Maclagan was Medical Superintendent at Dundee Royal Infirmary in 1864-66. During this time he had to cope with a major fever epidemic, leading him to pioneer the clinical use of thermo-meters. His most important work, however, was the research he carried out into the anti-rheumatic effects of salicin, a chemical extracted from willow bark. Maclagan's work was taken up by German researchers who used salicin to develop acetyl-salicylic acid - better known today as aspirin.
Maclagan later moved to London and established a fashionable practice whose patients included Thomas Carlyle and members of the Royal Family. At the time of his death in 1903, it was said that he "deserves a niche in the Temple of Fame as one of the great benefactors of the human race."
Maclagan's original microscope is in the Medical History Museum's collection.
Born at Pictstonhill near Scone, Mackenzie was a celebrated heart specialist. After studying in Edinburgh he set up practice for many years in Burnley, Lancashire. Mackenzie's particular interest was in diseases of the heart. Recognising the limitations of the sphygmograph to record the pulse, he pioneered a device which he called a polygraph. It allowed for the first time simultaneous recordings of the arterial and venous pulses to evaluate the condition of the heart and to measure the AV interval (the time between an atrial polarisation and the next ventricular polarisation). The polygraph would go on to revolutionise the diagnosis of heart problems, and later became the basis for lie detectors.
Mackenzie also discovered premature ventricular contractions and drew attention to the question of the heart's capacity for work, paving the way for the study of the energetics of the heart muscle. He also demonstrated the effectiveness of digitalis in the treatment of arrhythmias.
In 1907 Mackenzie left Burley and became a successful consulting physician in London. In 1915 he was elected a Fellow of the Royal Society and was awarded a knighthood. In 1918 he founded the influential Mackenzie Institute of Clinical Research in St Andrews, which involved local GPs in detailed long-term recording of patients' symptoms and illnesses.
The Medical History Museum has two early polygraphs as well as a bronze bust of Mackenzie.
Pirie pioneered the application of X-rays to clinical medicine in Dundee. He established the first Electrical Department at Dundee Royal Infirmary in 1896 and worked there until 1925 when he retired due to ill-health. His long exposure to x-rays cost him his eyesight and both his hands had to be amputated due to radiation damage. In 1926 he was awarded a civil list pension and a Carnegie Hero Trust medal. The grateful citizens of Dundee organised a public collection for him, raising over £1,200. His name was also one of those inscribed on a memorial in Hamburg recognising early X-ray martyrs. The inscription reads:
"They were heroic pioneers for a safe and successful application of X-rays to medicine. The fame of their deeds is immortal."
The Medical History Museum holds several examples of Pirie's X-ray equipment, including early X-ray tubes, fluoroscope, protective face mask and a bottle of mustard oil, used by Pirie to ease the pain in his hands caused by repeated radiation exposure. One of Pirie's tumour-ridden hands is kept by the Pathology department at Ninewells Hospital.
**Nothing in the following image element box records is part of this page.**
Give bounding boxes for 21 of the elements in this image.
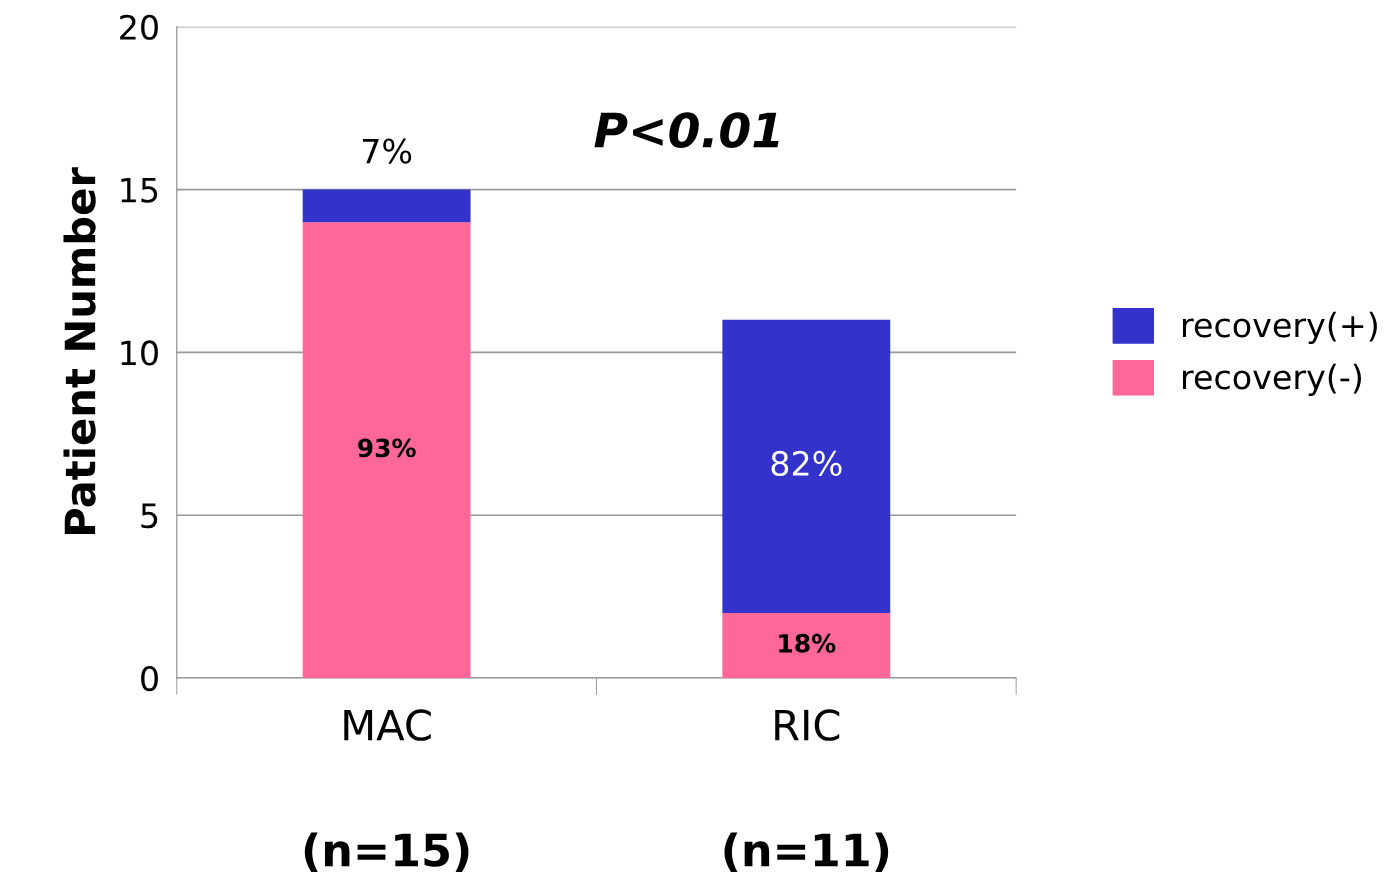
y-tick-label: 15 (121, 177, 158, 203)
y-tick-label: 0 (141, 665, 158, 692)
bar (302, 189, 471, 223)
annotation: 18% (779, 633, 836, 653)
annotation: 7% (362, 138, 412, 164)
annotation: P<0.01 (594, 112, 779, 148)
y-axis-title: Patient Number (63, 167, 96, 534)
legend-label: recovery(-) (1183, 363, 1361, 396)
y-tick-label: 10 (121, 340, 158, 366)
x-tick-label: MAC (344, 709, 431, 741)
text: (n=15) (304, 832, 469, 873)
annotation: 82% (771, 450, 842, 477)
bar (722, 612, 891, 679)
bar (302, 222, 471, 679)
y-tick-label: 20 (120, 14, 158, 40)
bar (722, 319, 891, 613)
y-tick-label: 5 (141, 503, 158, 529)
legend-label: recovery(+) (1183, 311, 1377, 345)
annotation: 93% (358, 438, 416, 458)
x-tick-label: RIC (775, 709, 840, 741)
text: (n=11) (724, 832, 889, 873)
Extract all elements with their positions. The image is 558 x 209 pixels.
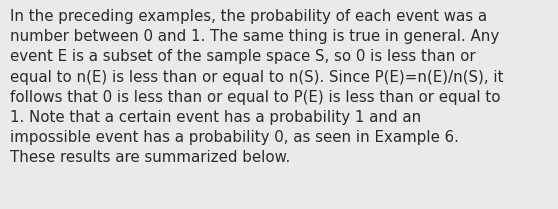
Text: In the preceding examples, the probability of each event was a
number between 0 : In the preceding examples, the probabili… bbox=[10, 9, 503, 165]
A native of Settle in Yorkshire, Jim Riley was a surgeon during the war but had to retrain in radiotherapy when he contracted a skin condition on his hands. He was consultant at Dundee Royal Infirmary until 1974.
Dr Riley had always been fascinated by research and was an avid reader of the great heroes of the past such as Paul Ehrlich. He is said to have owned one of the great man's famous instruction blocks, which were notoriously difficult to decipher. While still a medical student Ehrlich was the first to describe the mast cell in humans, although left it to others to solve the riddle of what it does.
Jim Riley set out to solve this riddle, and made a good start with a notable series of experiments conducted during the 1950s in a corner of his room at DRI. This research into the mast cell made him an internationally respected authority, and led to a Claude Bernard Visiting Professorship in Montreal and election as a Fellow of the Royal Society of Edinburgh.
Much of Riley's original laboratory equipment was recently donated to the Medical History Museum by his family.